The suspension is also accelerating shifts in sourcing. Afghanistan–Pakistan Joint Chamber of Commerce President Khan Jan Alokozai said Afghan traders are placing cement orders with Iran, Uzbekistan and Tajikistan, while medicines are increasingly being sourced from Turkey, Uzbekistan, Iran and India via air cargo. Pakistani pharmaceutical products still account for an estimated 60–70% of Afghanistan’s market, he said, but that share is under pressure.
Transit trade trends point in the same direction. Afghanistan’s imports totaled $10.8 billion in 2024, with Pakistan supplying about 32%. However, tighter controls and a growing negative list for transit cargo have reduced Afghan imports transiting Pakistan from $6.7 billion in FY23 to $1.01 billion in FY25, with industry estimates suggesting the figure could fall below $1 billion in FY26.

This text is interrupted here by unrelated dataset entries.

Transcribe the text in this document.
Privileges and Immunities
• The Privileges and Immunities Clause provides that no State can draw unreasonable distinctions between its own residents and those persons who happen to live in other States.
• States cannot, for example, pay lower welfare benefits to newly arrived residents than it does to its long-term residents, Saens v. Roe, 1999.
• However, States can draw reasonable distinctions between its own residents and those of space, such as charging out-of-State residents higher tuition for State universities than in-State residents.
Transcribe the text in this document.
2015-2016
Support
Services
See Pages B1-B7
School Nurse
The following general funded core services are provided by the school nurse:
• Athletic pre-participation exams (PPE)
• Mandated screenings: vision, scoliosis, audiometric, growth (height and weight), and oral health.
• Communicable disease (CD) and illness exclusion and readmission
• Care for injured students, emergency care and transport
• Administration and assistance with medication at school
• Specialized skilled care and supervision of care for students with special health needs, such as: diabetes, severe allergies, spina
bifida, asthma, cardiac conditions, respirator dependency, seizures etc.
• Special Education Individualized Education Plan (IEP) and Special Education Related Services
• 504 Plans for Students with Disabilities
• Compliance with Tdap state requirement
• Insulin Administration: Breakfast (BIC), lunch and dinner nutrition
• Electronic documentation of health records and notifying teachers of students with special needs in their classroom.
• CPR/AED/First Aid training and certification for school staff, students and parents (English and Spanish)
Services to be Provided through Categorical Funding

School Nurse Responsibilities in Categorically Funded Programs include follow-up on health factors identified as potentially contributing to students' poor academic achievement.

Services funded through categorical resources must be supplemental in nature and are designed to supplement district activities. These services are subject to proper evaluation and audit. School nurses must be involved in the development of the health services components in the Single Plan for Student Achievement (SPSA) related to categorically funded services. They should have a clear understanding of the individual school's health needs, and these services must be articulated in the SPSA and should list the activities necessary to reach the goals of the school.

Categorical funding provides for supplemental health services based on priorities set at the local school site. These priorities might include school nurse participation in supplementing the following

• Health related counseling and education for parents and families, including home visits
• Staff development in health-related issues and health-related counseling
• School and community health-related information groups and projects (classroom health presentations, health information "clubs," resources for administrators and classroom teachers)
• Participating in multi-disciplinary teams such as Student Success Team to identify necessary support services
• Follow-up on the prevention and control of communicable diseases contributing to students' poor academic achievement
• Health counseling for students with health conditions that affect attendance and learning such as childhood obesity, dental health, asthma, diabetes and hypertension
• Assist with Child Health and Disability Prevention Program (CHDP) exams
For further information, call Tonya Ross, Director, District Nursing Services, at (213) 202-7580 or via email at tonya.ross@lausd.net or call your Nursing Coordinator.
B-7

Business groups on both sides have urged a resumption of trade, warning that prolonged disruption could lock in alternative routes and suppliers. Former Sarhad Chamber of Commerce and Industry president Muhammad Ishaq said uncertainty has also stalled planned industrial relocations, including textile operations that had begun shifting from Punjab to Central Asia.
Analysts say the data underline a clear imbalance: while Pakistan faces manageable losses, the suspension risks accelerating structural shifts in Afghanistan’s trade that could be difficult to reverse even after borders reopen.